In answer to your question, no. 😉
JohnWho says:
January 6, 2011 at 6:18 pm
I do believe you may have stumbled onto the evidence for the “missing heat”. The growing number super computers dedicated to “proving” that CO2 is killing us must consume (in addition to billions of our tax dollars) many megawatts of electrical energy. After all, it must be going somewhere mustn’t it – but then again maybe it just goes to keeping the gravy train in motion.
But I guess we should just accept that these things are most accurately determined by modeling.
It’s always Marcia, Marcia says:
January 6, 2011 at 6:41 pm
“ARGO buoys are an enemy to those who wish to find warming oceans.”
And when research vessels goes looking for plastic and trash in that “plastic-gyre”, they find ……. argo buoys.
Mods:
In a number of places in the paper as posted the figure 1022J/yr appears. I don’t know if it is that way in the original or if it is the result of a formatting fault, but it should be 10 to the 22nd power Joules per year.

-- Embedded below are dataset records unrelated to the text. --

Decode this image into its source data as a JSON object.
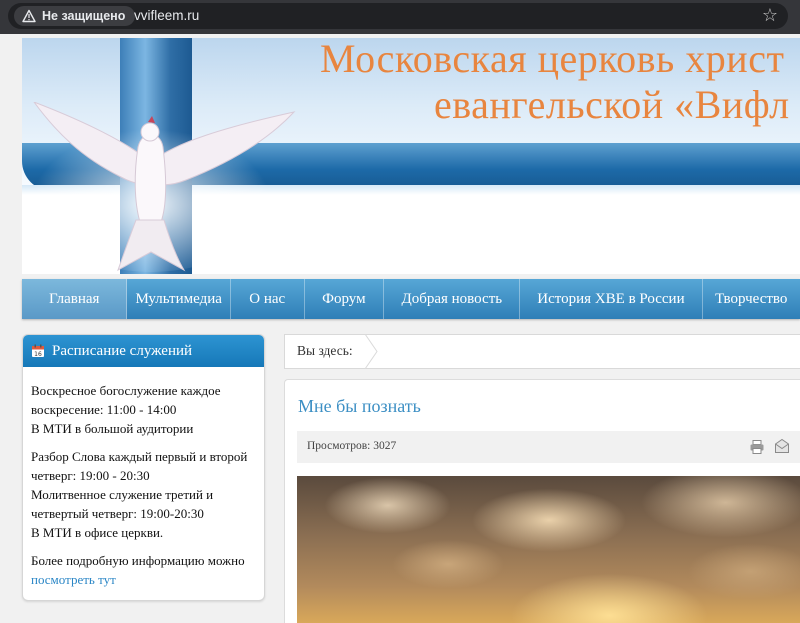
{
  "browser": {
    "security_label": "Не защищено",
    "url": "vvifleem.ru",
    "icons": [
      "warning-icon",
      "star-icon"
    ]
  },
  "header": {
    "title_line1": "Московская церковь христ",
    "title_line2": "евангельской «Вифл"
  },
  "nav": {
    "items": [
      {
        "label": "Главная",
        "active": true
      },
      {
        "label": "Мультимедиа"
      },
      {
        "label": "О нас"
      },
      {
        "label": "Форум"
      },
      {
        "label": "Добрая новость"
      },
      {
        "label": "История ХВЕ в России"
      },
      {
        "label": "Творчество"
      }
    ]
  },
  "sidebar": {
    "title": "Расписание служений",
    "icon": "calendar-icon",
    "paragraphs": [
      {
        "lines": [
          "Воскресное богослужение каждое",
          "воскресение: 11:00 - 14:00",
          "В МТИ в большой аудитории"
        ]
      },
      {
        "lines": [
          "Разбор Слова каждый первый и второй",
          "четверг: 19:00 - 20:30",
          "Молитвенное служение третий и",
          "четвертый четверг: 19:00-20:30",
          "В МТИ в офисе церкви."
        ]
      }
    ],
    "more_text": "Более подробную информацию можно",
    "more_link": "посмотреть тут"
  },
  "breadcrumb": {
    "label": "Вы здесь:"
  },
  "article": {
    "title": "Мне бы познать",
    "views": "Просмотров: 3027",
    "icons": [
      "print-icon",
      "email-icon"
    ]
  },
  "colors": {
    "nav_blue": "#2f7fb7",
    "title_orange": "#e8853f",
    "link_blue": "#2a86c6",
    "module_header": "#1678b8"
  }
}
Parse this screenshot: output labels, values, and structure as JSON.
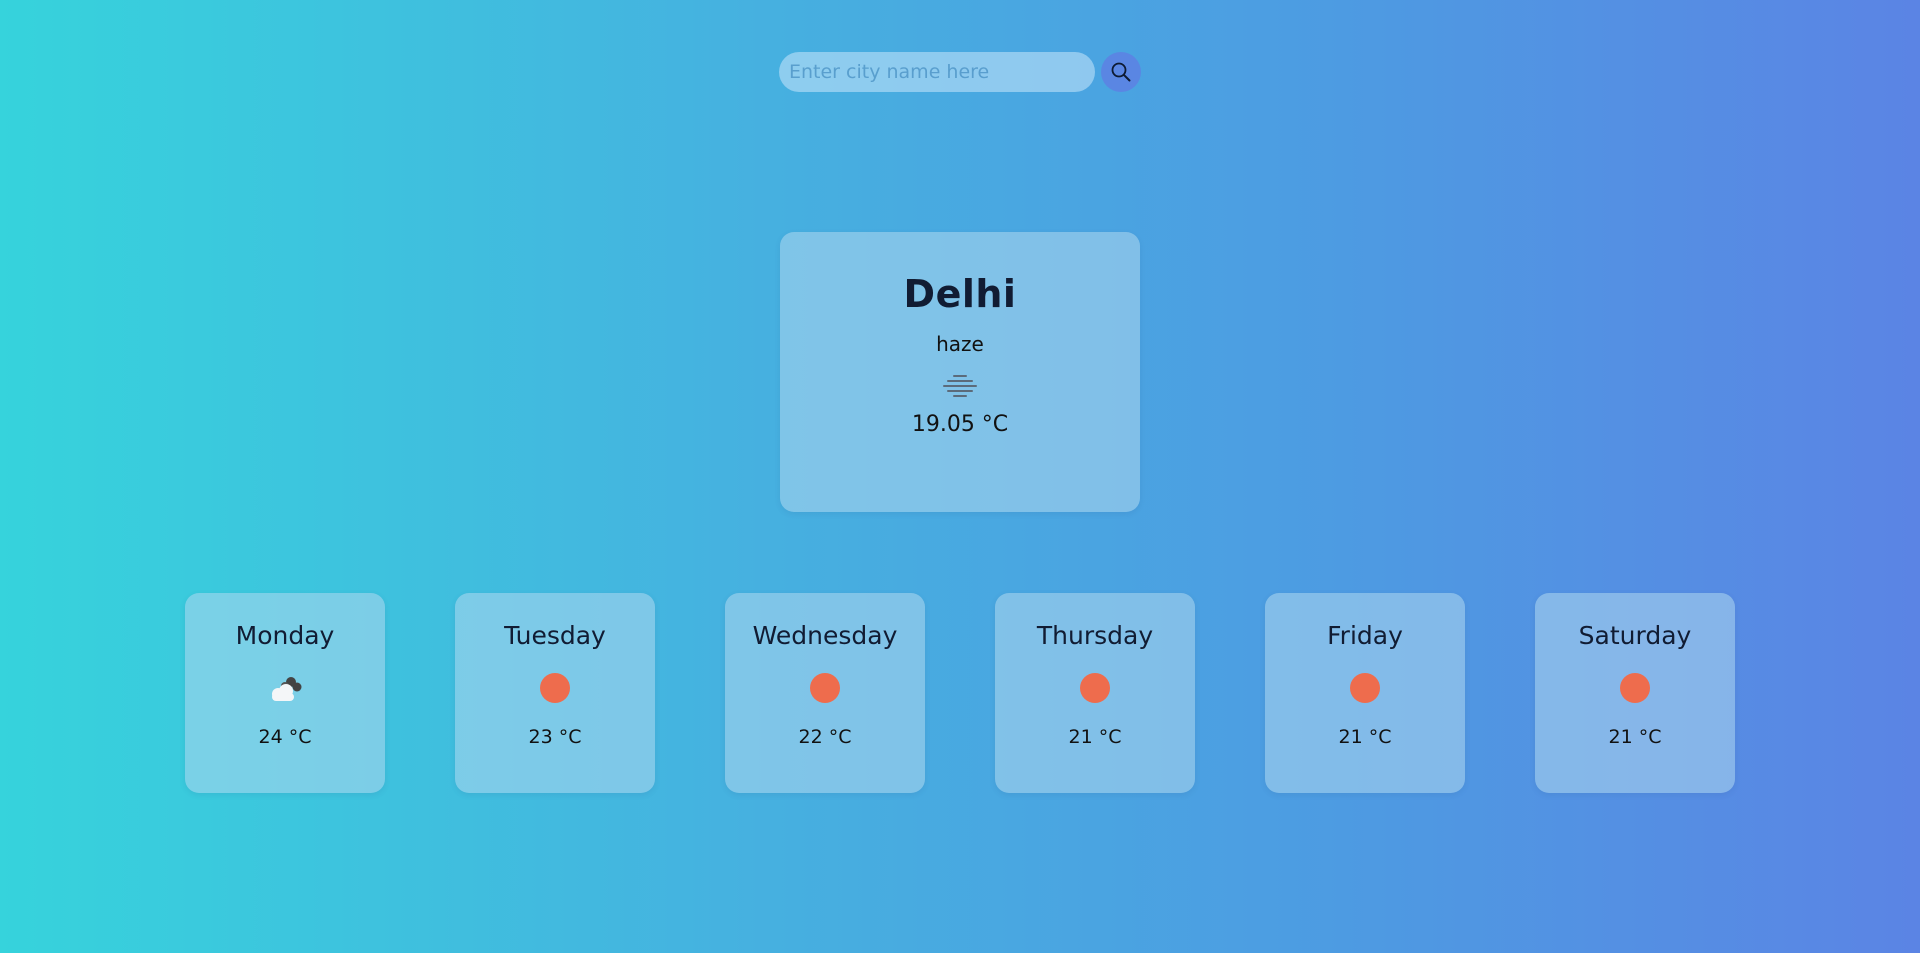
{
  "search": {
    "placeholder": "Enter city name here",
    "button_icon": "search-icon"
  },
  "current": {
    "city": "Delhi",
    "condition": "haze",
    "icon": "haze-icon",
    "temperature": "19.05 °C"
  },
  "forecast": [
    {
      "day": "Monday",
      "icon": "partly-cloudy-icon",
      "temperature": "24 °C"
    },
    {
      "day": "Tuesday",
      "icon": "sun-icon",
      "temperature": "23 °C"
    },
    {
      "day": "Wednesday",
      "icon": "sun-icon",
      "temperature": "22 °C"
    },
    {
      "day": "Thursday",
      "icon": "sun-icon",
      "temperature": "21 °C"
    },
    {
      "day": "Friday",
      "icon": "sun-icon",
      "temperature": "21 °C"
    },
    {
      "day": "Saturday",
      "icon": "sun-icon",
      "temperature": "21 °C"
    }
  ],
  "colors": {
    "sun": "#ee6c4d",
    "accent": "#5a86e3"
  }
}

“Maybe it’s not heat coming from below. What if the cold water sinking down just isn’t as cold as before? After all, the graph shows temperature anomalies. Just because the lower 1300m shows “warming” doesn’t mean those waters are no longer colder than the top 700m.”
The deep ocean water does come from the surface, either in the north Atlantic (NADW) or the Southern Ocean (AABW). The water there sinks because it is denser (=colder and saltier) than any other water in the oceans. For warmer waters to be able to sink and dislpace colder waters means that the salinity must have increased significantly. This should be easy enough to verify.
The interesting thing is that there is a plausible mechanism for increased salinity in Antarctic Bottom Water. Salt is enriched in the AABW mostly by sea ice formation, so the increasing amount of sea-ice around Antarctica in the last few decades could cause higher abyssal temperatures in the Southern Ocean.